Go3Team From United States of America, joined Mar 2004, 3266 posts, RR: 22 Reply 3, posted (6 years 5 months 1 week 3 days 11 hours ago) and read 821 times:
Depending on the laptop, and how much crap you have on it that you want to save, you could just install the hard drive into the laptop, and use the rescue disk that should have come with the laptop to reinstall the OS onto the new disk.
Dougloid From , joined Dec 1969, posts, RR: Reply 5, posted (6 years 5 months 1 week 3 days 10 hours ago) and read 796 times:
Quoting Pope (Reply 1): A couple of months ago I upgrade my 60 GB harddrive on my laptop to 100 GB. I purchased a kit a Best Buy that had the laptop and some software that allowed me to mirror the drive. It worked perfectly and in less than 30 minutes the new drive was installed and ready to go.
I'll see if I can find the name of the software later tonight when I head home.
Aloges From Germany, joined Jan 2006, 8357 posts, RR: 47 Reply 6, posted (6 years 5 months 1 week 3 days 9 hours ago) and read 790 times:
I've only ever done that on the cheap, which means plugging the new drive into the PC as a slave and then copying everything from the master manually. I select everything on the old HDD, tell Windose to copy it to the new one and once the "can't copy file blahblahblah" windows pop up, I check where it stopped and make it continue after that.
I do have Acronis TrueImage though, I've used it to backup my C partition on the D partition. I don't have truly vital info on my machine, so that's fine for me, and I've never needed any backups I made anyway. So alas, I can't tell you how easily Acronis images are restored.
[Edited 2006-12-14 20:56:43]
Walk together, talk together all ye peoples of the earth. Then, and only then, shall ye have peace.
Dougloid From , joined Dec 1969, posts, RR: Reply 7, posted (6 years 5 months 1 week 1 day ago) and read 752 times:
Quoting Aloges (Reply 6): I do have Acronis TrueImage though, I've used it to backup my C partition on the D partition. I don't have truly vital info on my machine, so that's fine for me, and I've never needed any backups I made anyway. So alas, I can't tell you how easily Acronis images are restored.
I downloaded a copy of Acronis Trueimage 10.0 on a 2 week tree trial after doing a little research. The instructions were dead simple and I've just completed a seamless trouble free hard drive replacement/upgrade with nary a snag.
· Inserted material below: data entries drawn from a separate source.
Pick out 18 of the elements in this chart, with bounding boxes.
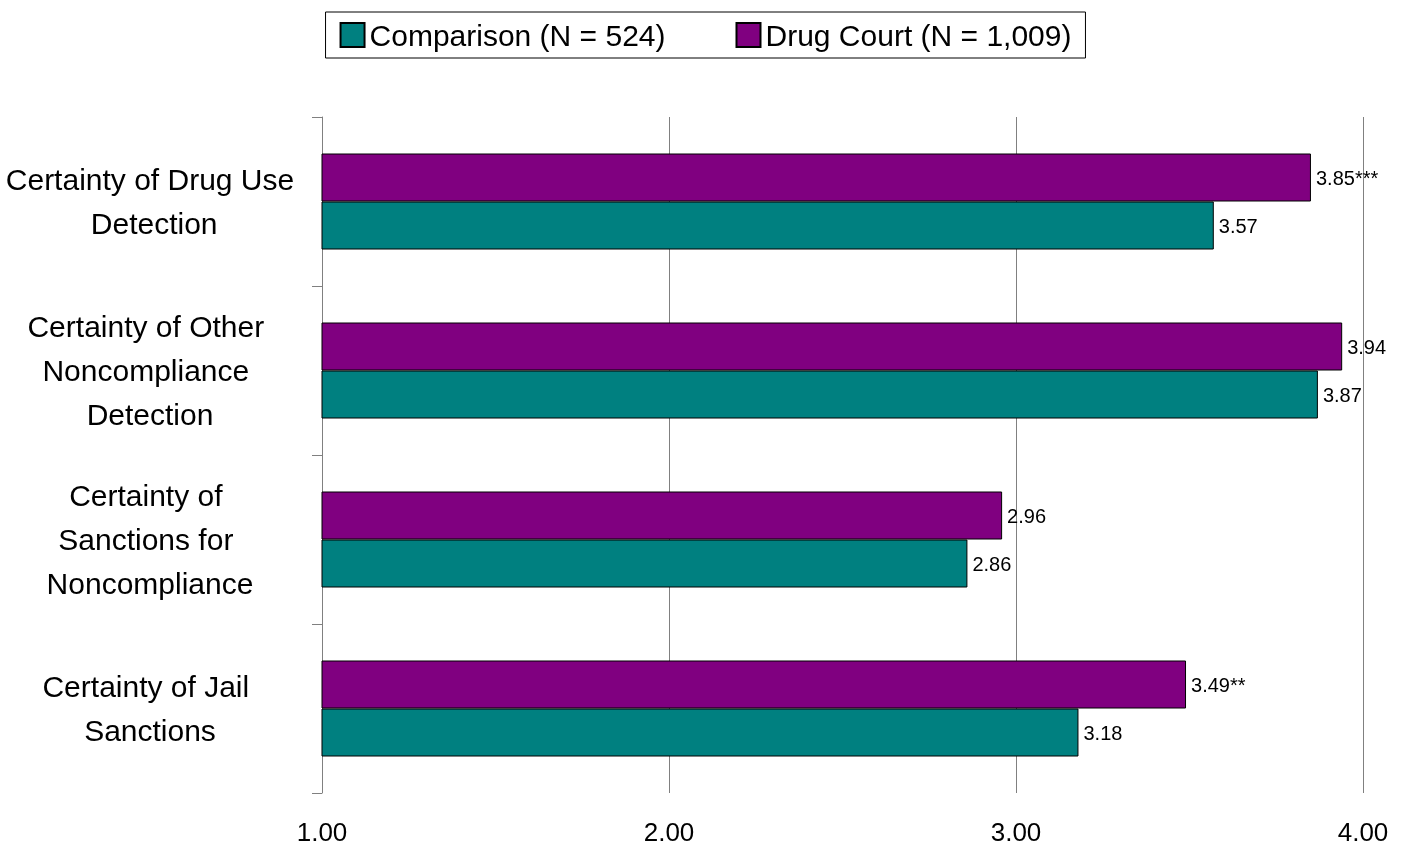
data-label: 2.86 (972, 552, 1012, 575)
data-label: 3.85*** (1315, 166, 1379, 189)
data-label: 3.94 (1347, 335, 1387, 358)
y-tick-label: Certainty of Drug Use Detection (5, 163, 295, 240)
data-label: 2.96 (1007, 504, 1047, 527)
x-tick-label: 2.00 (643, 817, 695, 847)
y-tick-label: Certainty of Jail Sanctions (42, 670, 258, 747)
data-label: 3.57 (1218, 214, 1258, 237)
data-label: 3.87 (1322, 383, 1362, 406)
legend-label: Comparison (N = 524) (369, 18, 666, 52)
x-tick-label: 4.00 (1337, 817, 1389, 847)
legend-label: Drug Court (N = 1,009) (765, 18, 1072, 52)
x-tick-label: 1.00 (296, 817, 348, 847)
data-label: 3.18 (1083, 721, 1123, 744)
data-label: 3.49** (1191, 673, 1246, 696)
x-tick-label: 3.00 (990, 817, 1042, 847)
y-tick-label: Certainty of Other Noncompliance Detection (27, 310, 273, 431)
y-tick-label: Certainty of Sanctions for Noncompliance (46, 479, 254, 600)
It worked so well I'll probably go and buy a copy of it. Which is pretty likely what the folks at Acronis wanted.
No matter, I don't think I could have bought the hard drive for much less than I did.
Rolfen From Germany, joined Jan 2006, 1764 posts, RR: 2 Reply 8, posted (6 years 5 months 1 week 12 hours ago) and read 713 times:
Just my 5 stamps (1 cent each), if you're a geek like me, you can use:
Ranish Partition manager
It's a freely downloadable bootable floppy which will copy your partitions for you.
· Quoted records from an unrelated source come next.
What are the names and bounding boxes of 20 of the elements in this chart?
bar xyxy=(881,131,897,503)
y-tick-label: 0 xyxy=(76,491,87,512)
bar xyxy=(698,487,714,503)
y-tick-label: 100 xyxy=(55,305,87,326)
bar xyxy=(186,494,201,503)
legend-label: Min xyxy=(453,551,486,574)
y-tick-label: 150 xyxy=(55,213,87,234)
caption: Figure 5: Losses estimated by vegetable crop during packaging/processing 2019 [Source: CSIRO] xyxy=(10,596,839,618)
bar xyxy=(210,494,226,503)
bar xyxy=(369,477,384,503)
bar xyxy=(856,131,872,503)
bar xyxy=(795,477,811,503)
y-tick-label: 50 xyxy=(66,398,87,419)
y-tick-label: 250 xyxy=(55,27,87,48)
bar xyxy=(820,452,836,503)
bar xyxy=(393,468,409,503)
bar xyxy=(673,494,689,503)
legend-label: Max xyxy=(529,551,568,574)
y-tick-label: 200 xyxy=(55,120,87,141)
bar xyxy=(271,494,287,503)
When you launch it you get a dos-like screen full of cool numbers on a blue background that will make you look real smart it's not such a big deal, really, but some people dont want to deal with it.
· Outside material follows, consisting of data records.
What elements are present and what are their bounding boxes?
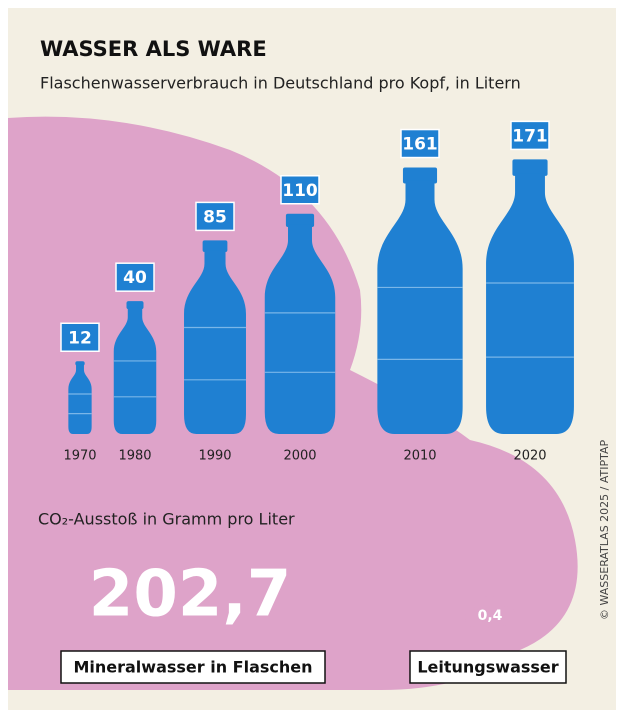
bottle-body xyxy=(377,180,463,434)
tap-cloud-part xyxy=(496,606,516,626)
bottle-cap xyxy=(402,167,438,184)
co2-value: 202,7 xyxy=(89,558,291,632)
co2-title: CO₂-Ausstoß in Gramm pro Liter xyxy=(38,510,295,529)
value-box xyxy=(400,128,440,159)
label: Mineralwasser in Flaschen xyxy=(73,658,312,677)
value-label: 110 xyxy=(282,181,318,201)
label-box xyxy=(409,650,567,684)
label: Leitungswasser xyxy=(417,658,558,677)
tap-value: 0,4 xyxy=(478,608,503,624)
bottle xyxy=(264,213,336,434)
credit: © WASSERATLAS 2025 / ATIPTAP xyxy=(598,439,611,620)
bottle xyxy=(377,167,463,434)
value-box xyxy=(510,120,550,151)
value-box xyxy=(115,262,155,292)
tap-cloud-part xyxy=(465,609,483,627)
bottle-cap xyxy=(202,240,228,253)
bottle-body xyxy=(184,250,246,434)
value-label: 85 xyxy=(203,207,227,227)
bottle-body xyxy=(68,364,92,434)
value-label: 12 xyxy=(68,328,92,348)
bottle-cap xyxy=(285,213,315,227)
bottle xyxy=(184,240,246,434)
x-tick-label: 2000 xyxy=(283,449,316,464)
subtitle: Flaschenwasserverbrauch in Deutschland p… xyxy=(40,74,521,93)
value-label: 171 xyxy=(512,126,548,146)
label-box xyxy=(60,650,326,684)
bottle xyxy=(113,301,157,434)
value-box xyxy=(280,175,320,205)
x-tick-label: 1990 xyxy=(198,449,231,464)
bottle xyxy=(68,361,92,434)
bottle-cap xyxy=(75,361,85,366)
value-label: 161 xyxy=(402,135,438,155)
x-tick-label: 1980 xyxy=(118,449,151,464)
value-box xyxy=(195,201,235,232)
x-tick-label: 2010 xyxy=(403,449,436,464)
bottle-cap xyxy=(126,301,144,310)
bottle-body xyxy=(486,173,574,434)
x-tick-label: 1970 xyxy=(63,449,96,464)
small-cloud xyxy=(465,596,516,628)
title: WASSER ALS WARE xyxy=(40,37,267,61)
value-box xyxy=(60,322,100,353)
bottle xyxy=(486,159,574,434)
bottle-cap xyxy=(512,159,548,176)
bottle-body xyxy=(113,307,157,434)
bottle-body xyxy=(264,224,336,434)
value-label: 40 xyxy=(123,268,147,288)
x-tick-label: 2020 xyxy=(513,449,546,464)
So what you'll do is copy the 40 gigs partition to the new disk and mark it as bootable partition, and install a regular boot sector, all this from ranish p.m. (rpm).
Now you'll be left with a problem: you have a 40 gig partition and 120 free gigs. What to do? You cant just resize the partition with rpm, it will corrupt it.
Either you just create another partition on the 120 free gigs, and you'll have two logical drives on your pc ( c: and d: ) or you use a special tool for resizing partitions... maybe your acronis can do that but you'll have to pay... I usually use partition magic, but it's not free either, and you need the newest version or else it might corrupt your data.
Dougloid From , joined Dec 1969, posts, RR: Reply 9, posted (6 years 5 months 1 week 9 hours ago) and read 687 times:
Well, it worked like a champ and I don't seem to have lost any settings or data. Acronis True Image is a good product, and not only that, it has very good documentation.